Em You Are Not Here (Editora do Autor, R$ 160), Jairo mostra o que fez ao longo de dois anos na capital metropolitana do mundo. Dia após dia, dedicou-se a retratar gente dentro de um vagão de trem do metrô: o mesmo banco, do mesmo vagão, do mesmo trem, no mesmo horário. Ao todo, retratou 1.500 pessoas, das quais aparecem 456, após um processo de edição que faz do livro uma galeria em papel.

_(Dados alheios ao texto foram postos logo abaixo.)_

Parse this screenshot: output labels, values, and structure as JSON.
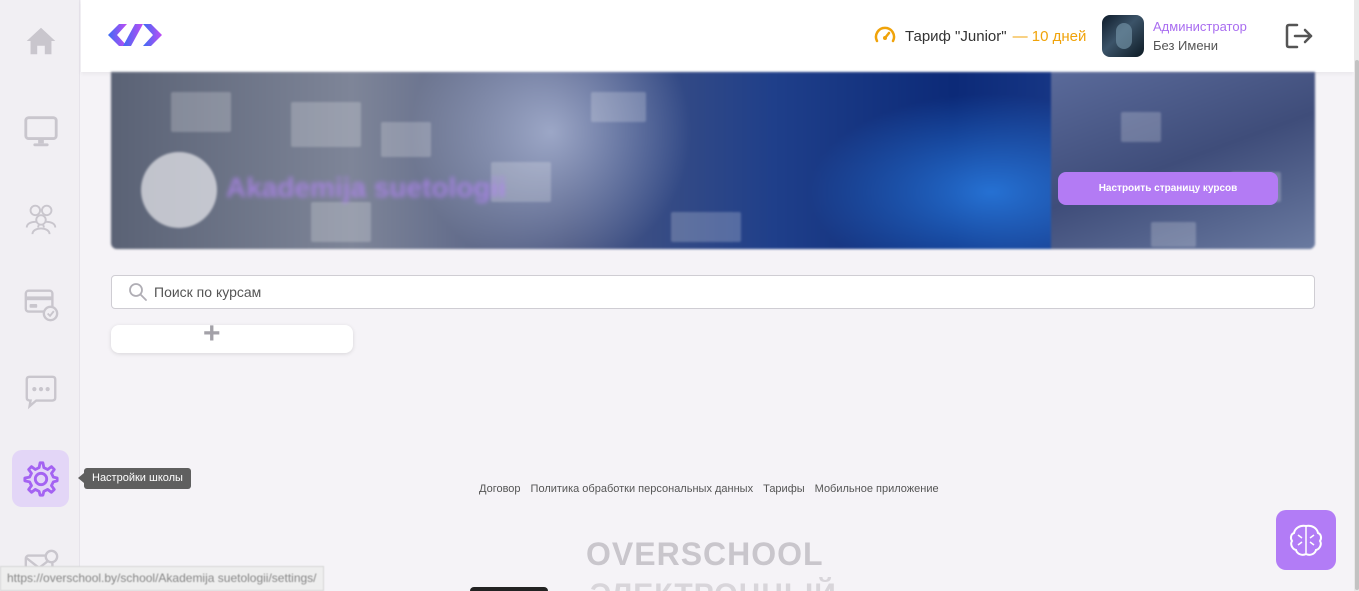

Inversão de pensamento, de ponto de vista, talvez de valores, Jairo usou Nova York para mudar, ou reciclar-se. Em vez de colocar gente conhecida em um lugar e papel desconhecidos, fez precisos retratos de gente desconhecida no seu lugar de sempre. E o resultado é extraordinário, não apenas pelo tempo e esforço empregados, que dificilmente outro fotógrafo um dia repetirá.

You are Not Here é estranho, insólito e impactante. Para muita gente, conhecer alguém é algo que leva tempo. Para isso, queremos saber quando e onde a pessoa nasceu, seu nome, onde vive. Ouvimos suas histórias. E passamos a gostar ou não do resultado. Jairo, no entanto, mostra que um estranho, ou toda uma vida, se pode conhecer apenas num instante.

Produz perfis fotográficos que, ainda que sempre no mesmo cenário, contam em silêncio uma infinidade de histórias. A biografia de cada retratado está inscrita nas rugas, nas marcas do corpo, nas roupas, no gesto, no olhar. Não precisamos perguntar seu nome, endereço e história de vida para sabermos quem são.

A diversidade humana desfila diante das lentes do fotógrafo secretamente instalado no trem. São todos literalmente passageiros, mas naquele momento se transformam em estátuas de si mesmos. As imagens impressionam, não somente pelas emoções mudas que transpiram de cada um. Mostram uma espécie de determinismo da alma, onde a psiquê predomina de tal forma que aflora em todo o nosso exterior.

Um bom exemplo disso, tirado entre minhas fotos favoritas do livro, são as imagens de um mesmo homem, fotografado em duas estações do ano, distintas como o verão e o inverno, com roupas completamente diferentes, de acordo com a época. Mudou a propaganda atrás dele no vagão, o dia, o clima, a roupa, a estação, mas o homem, de volta ao mesmo lugar meses depois, permanece o mesmo - a mesma expressão vazia, invariável, de desesperança, ou enfado. Difícil descrever, porque as imagens aqui são melhores que as palavras, para nos fazer sentir.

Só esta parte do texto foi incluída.